A few weeks ago, Brian won a gift card in a golf tournament. He went to the store, and came home with a craftsman-style birdhouse and a sign that said “Good people drink good beer.”
So clearly, only the necessities of life.
On a Saturday afternoon, he went to the forest on the hill behind our house, tinies in tow. He wanted to hang that gorgeous birdhouse on a tree in there. I was of the opinion that we should stick the birdhouse on a stake, on the fence, or on the deck perhaps, anywhere but on a tree in the middle of the public forest.
But he wouldn’t be moved, he wanted that birdhouse in the middle of the forest. He carefully measured the exact tree from our bedroom window, because he wanted to see it when he was laying down in bed, he wanted his eyes to find it in the morning light.
Noisy and crashing, the explorers pushed through the bracken and blackberry bushes, hacking a path through the dense undergrowth.
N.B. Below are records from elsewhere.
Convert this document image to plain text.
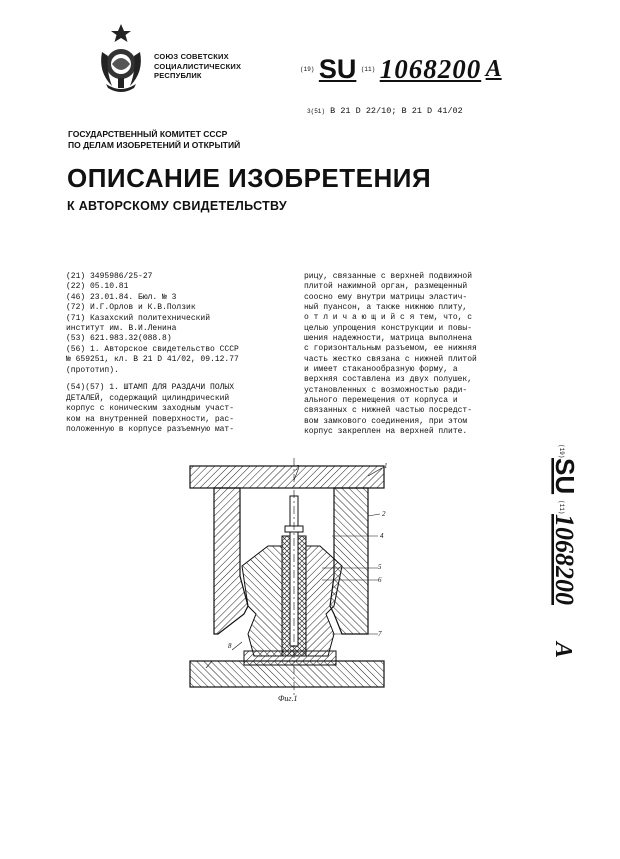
СОЮЗ СОВЕТСКИХ
СОЦИАЛИСТИЧЕСКИХ
РЕСПУБЛИК
(19) SU (11) 1068200 A
3(51) B 21 D 22/10; B 21 D 41/02
ГОСУДАРСТВЕННЫЙ КОМИТЕТ СССР
ПО ДЕЛАМ ИЗОБРЕТЕНИЙ И ОТКРЫТИЙ
ОПИСАНИЕ ИЗОБРЕТЕНИЯ
К АВТОРСКОМУ СВИДЕТЕЛЬСТВУ
(21) 3495986/25-27
(22) 05.10.81
(46) 23.01.84. Бюл. № 3
(72) И.Г.Орлов и К.В.Ползик
(71) Казахский политехнический
институт им. В.И.Ленина
(53) 621.983.32(088.8)
(56) 1. Авторское свидетельство СССР
№ 659251, кл. В 21 D 41/02, 09.12.77
(прототип).
(54)(57) 1. ШТАМП ДЛЯ РАЗДАЧИ ПОЛЫХ
ДЕТАЛЕЙ, содержащий цилиндрический
корпус с коническим заходным участ-
ком на внутренней поверхности, рас-
положенную в корпусе разъемную мат-
рицу, связанные с верхней подвижной
плитой нажимной орган, размещенный
соосно ему внутри матрицы эластич-
ный пуансон, а также нижнюю плиту,
о т л и ч а ю щ и й с я тем, что, с
целью упрощения конструкции и повы-
шения надежности, матрица выполнена
с горизонтальным разъемом, ее нижняя
часть жестко связана с нижней плитой
и имеет стаканообразную форму, а
верхняя составлена из двух полушек,
установленных с возможностью ради-
ального перемещения от корпуса и
связанных с нижней частью посредст-
вом замкового соединения, при этом
корпус закреплен на верхней плите.
1
2
3
4
5
6
7
8
Фиг.1
(19)
SU
(11)
1068200
A
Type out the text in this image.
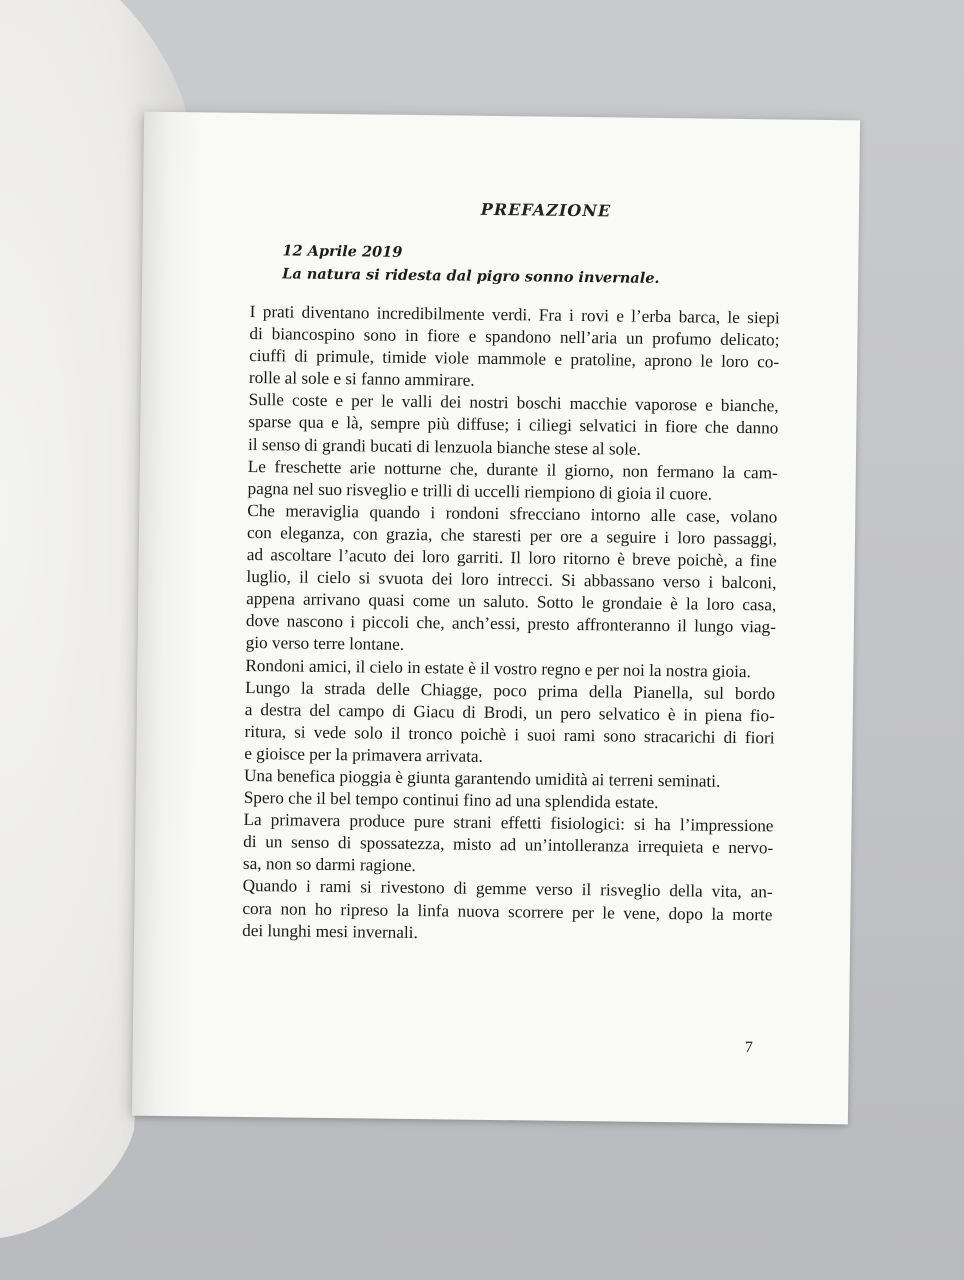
PREFAZIONE
12 Aprile 2019
La natura si ridesta dal pigro sonno invernale.
I prati diventano incredibilmente verdi. Fra i rovi e l’erba barca, le siepi
di biancospino sono in fiore e spandono nell’aria un profumo delicato;
ciuffi di primule, timide viole mammole e pratoline, aprono le loro co-
rolle al sole e si fanno ammirare.
Sulle coste e per le valli dei nostri boschi macchie vaporose e bianche,
sparse qua e là, sempre più diffuse; i ciliegi selvatici in fiore che danno
il senso di grandi bucati di lenzuola bianche stese al sole.
Le freschette arie notturne che, durante il giorno, non fermano la cam-
pagna nel suo risveglio e trilli di uccelli riempiono di gioia il cuore.
Che meraviglia quando i rondoni sfrecciano intorno alle case, volano
con eleganza, con grazia, che staresti per ore a seguire i loro passaggi,
ad ascoltare l’acuto dei loro garriti. Il loro ritorno è breve poichè, a fine
luglio, il cielo si svuota dei loro intrecci. Si abbassano verso i balconi,
appena arrivano quasi come un saluto. Sotto le grondaie è la loro casa,
dove nascono i piccoli che, anch’essi, presto affronteranno il lungo viag-
gio verso terre lontane.
Rondoni amici, il cielo in estate è il vostro regno e per noi la nostra gioia.
Lungo la strada delle Chiagge, poco prima della Pianella, sul bordo
a destra del campo di Giacu di Brodi, un pero selvatico è in piena fio-
ritura, si vede solo il tronco poichè i suoi rami sono stracarichi di fiori
e gioisce per la primavera arrivata.
Una benefica pioggia è giunta garantendo umidità ai terreni seminati.
Spero che il bel tempo continui fino ad una splendida estate.
La primavera produce pure strani effetti fisiologici: si ha l’impressione
di un senso di spossatezza, misto ad un’intolleranza irrequieta e nervo-
sa, non so darmi ragione.
Quando i rami si rivestono di gemme verso il risveglio della vita, an-
cora non ho ripreso la linfa nuova scorrere per le vene, dopo la morte
dei lunghi mesi invernali.
7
The tinies stuck their hot feet in the creek behind the fence, Evelynn was barricaded on the deck, hanging onto the railings like a prisoner in for twenty, and she wept her small yearnings to be with them. I stood on the deck beside her, he stretched his tall frame out on a six foot ladder in the middle of a forest, hollering questions about whether or not it was straight. Who can tell from here? I shot back. He laughed.
He nailed the birdhouse to the tree, climbed down the ladder, brought home the tinies, filthy and wet and joy-filled.
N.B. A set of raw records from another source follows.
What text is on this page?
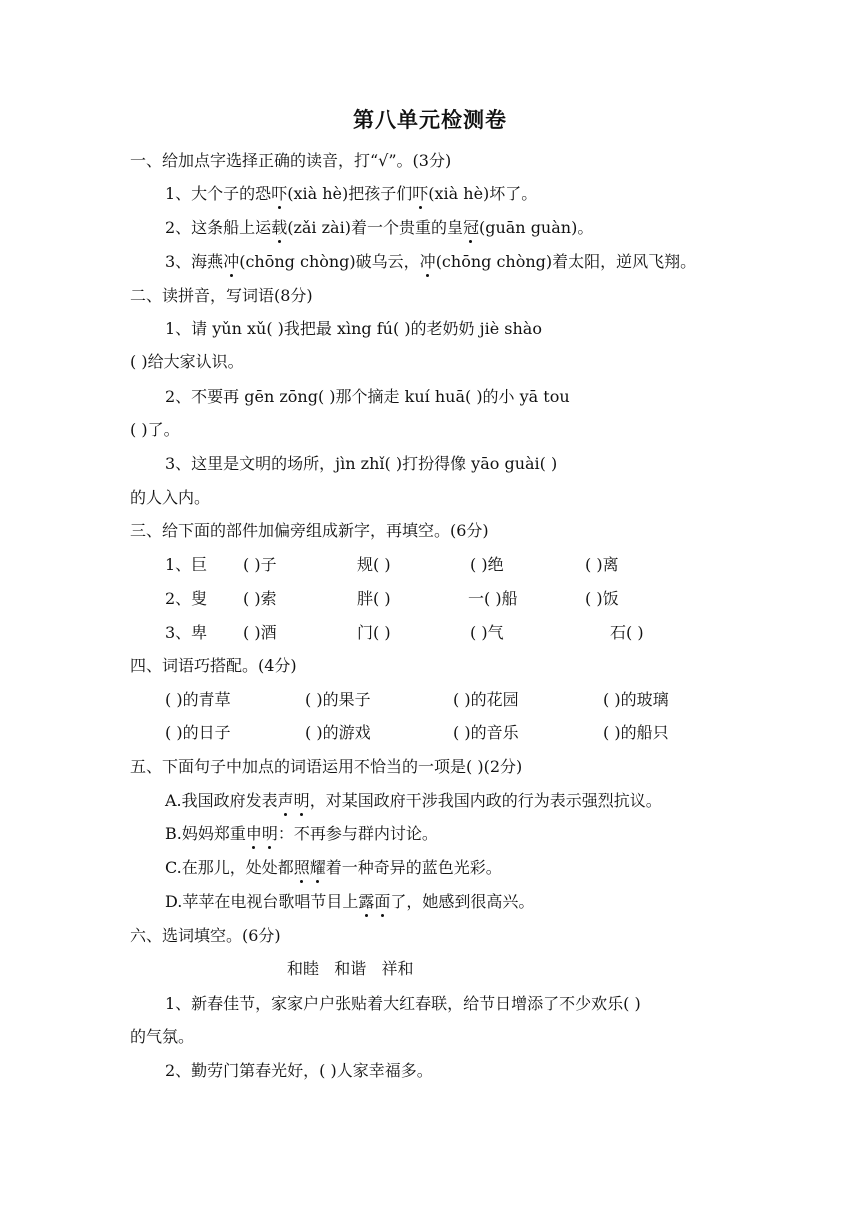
第八单元检测卷
一、给加点字选择正确的读音，打“√”。(3分)
1、大个子的恐吓(xià hè)把孩子们吓(xià hè)坏了。
2、这条船上运载(zǎi zài)着一个贵重的皇冠(guān guàn)。
3、海燕冲(chōng chòng)破乌云，冲(chōng chòng)着太阳，逆风飞翔。
二、读拼音，写词语(8分)
1、请 yǔn xǔ( )我把最 xìng fú( )的老奶奶 jiè shào
( )给大家认识。
2、不要再 gēn zōng( )那个摘走 kuí huā( )的小 yā tou
( )了。
3、这里是文明的场所，jìn zhǐ( )打扮得像 yāo guài( )
的人入内。
三、给下面的部件加偏旁组成新字，再填空。(6分)
1、巨 ( )子	规( )	( )绝	( )离
2、叟 ( )索	胖( )	一( )船	( )饭
3、卑 ( )酒	门( )	( )气	石( )
四、词语巧搭配。(4分)
( )的青草	( )的果子	( )的花园	( )的玻璃
( )的日子	( )的游戏	( )的音乐	( )的船只
五、下面句子中加点的词语运用不恰当的一项是( )(2分)
A.我国政府发表声明，对某国政府干涉我国内政的行为表示强烈抗议。
B.妈妈郑重申明：不再参与群内讨论。
C.在那儿，处处都照耀着一种奇异的蓝色光彩。
D.苹苹在电视台歌唱节目上露面了，她感到很高兴。
六、选词填空。(6分)
和睦   和谐   祥和
1、新春佳节，家家户户张贴着大红春联，给节日增添了不少欢乐( )
的气氛。
2、勤劳门第春光好，( )人家幸福多。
There hasn’t been a bird in the damn thing yet.
Anne figures that birds aren’t inside the birdhouse because fairies figured out it was the nicest house in the forest, and took up their residence. Now she spins elaborate tales about Tinkerbell, and when the wind swirls through the trees, she muses that Vidia must be visiting for the day. Every day, I see that birdhouse out of my kitchen window, I see it when I go to bed at night, a small white and blue birdhouse, in the middle of a forest, empty and beautiful, our own road to nowhere, the birdhouse without birds in a forest behind our fence, public land.
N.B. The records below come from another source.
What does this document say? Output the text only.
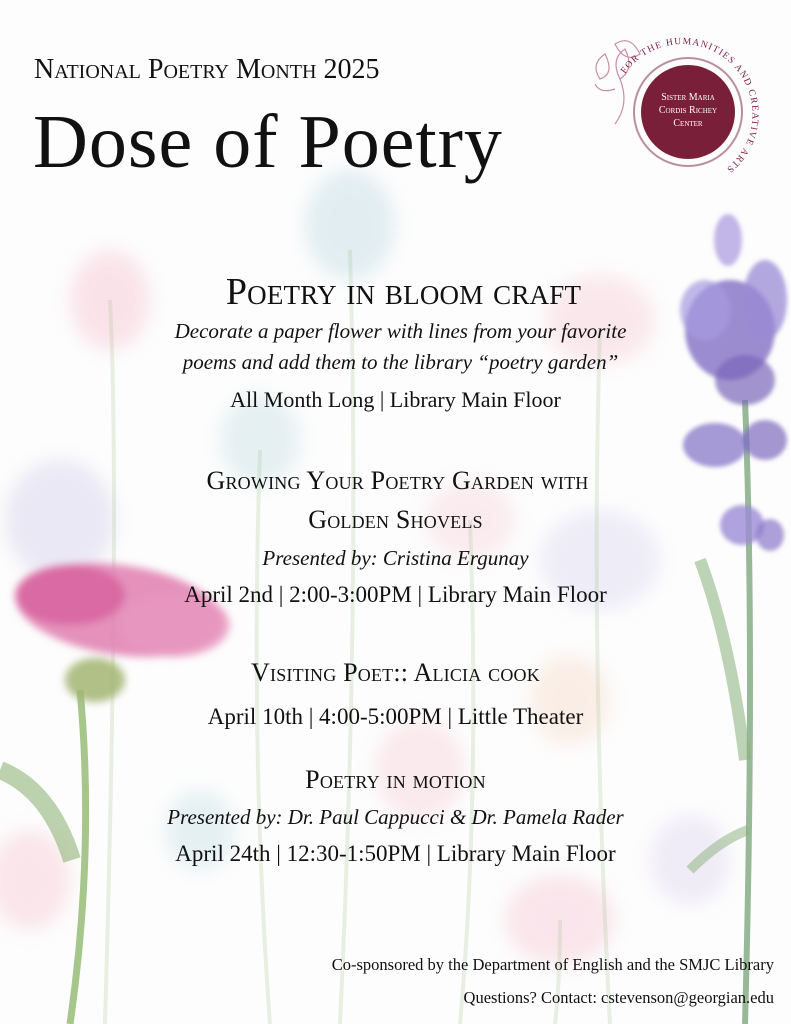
National Poetry Month 2025
Dose of Poetry
FOR THE HUMANITIES AND CREATIVE ARTS
Sister Maria
Cordis Richey
Center
Poetry in bloom craft
Decorate a paper flower with lines from your favorite
poems and add them to the library “poetry garden”
All Month Long | Library Main Floor
Growing Your Poetry Garden with
Golden Shovels
Presented by: Cristina Ergunay
April 2nd | 2:00-3:00PM | Library Main Floor
Visiting Poet:: Alicia cook
April 10th | 4:00-5:00PM | Little Theater
Poetry in motion
Presented by: Dr. Paul Cappucci & Dr. Pamela Rader
April 24th | 12:30-1:50PM | Library Main Floor
Co-sponsored by the Department of English and the SMJC Library
Questions? Contact: cstevenson@georgian.edu
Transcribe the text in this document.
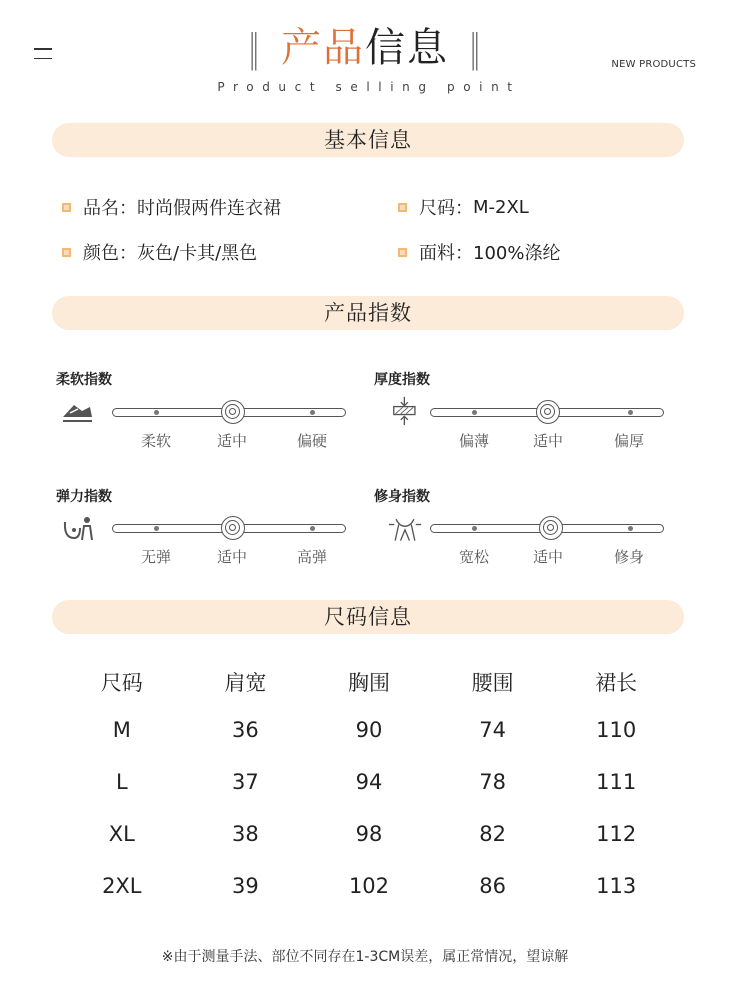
‖ 产品 信息 ‖
Product selling point
NEW PRODUCTS
基本信息
品名： 时尚假两件连衣裙	尺码： M-2XL
颜色： 灰色/卡其/黑色	面料： 100%涤纶
产品指数
柔软指数
柔软	适中	偏硬
厚度指数
偏薄	适中	偏厚
弹力指数
无弹	适中	高弹
修身指数
宽松	适中	修身
尺码信息
尺码	肩宽	胸围	腰围	裙长
M	36	90	74	110
L	37	94	78	111
XL	38	98	82	112
2XL	39	102	86	113
※由于测量手法、部位不同存在1-3CM误差，属正常情况，望谅解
I asked him if he wished he’d listened to me (I’m not above a good “I told you so” now and then…).
Not a bit, he smiled. It just makes me happy to see it out there, even if that’s the only reason it’s there, it’s just for us to see.
Friends come over, and they always spot it out there, their delight at an elaborate birdhouse in the middle of the trees makes it evident that he was right, and what would love be like without space to be delighted, to do things that don’t make sense just for the fun of it?
Last night, I was awake in bed, enjoying the still house, he was sound asleep, feet sticking out the covers, too long even for this gigantic bed. I glanced out the window into the summer night, I could hear the owls swooping out back, their enormous wings sweeping and moving the leaves, their screeching call. There in the dark green forest, a small wink of white, a light in the darkness, a bright spot in the night, a home for fairies, perhaps, but it was just for us to see together, a gift.
I understood at last, and when I shifted in the bed, he reached out for me, even in his sleep, as always.
But the Good People Drink Good Beer sign is still headed for the garage.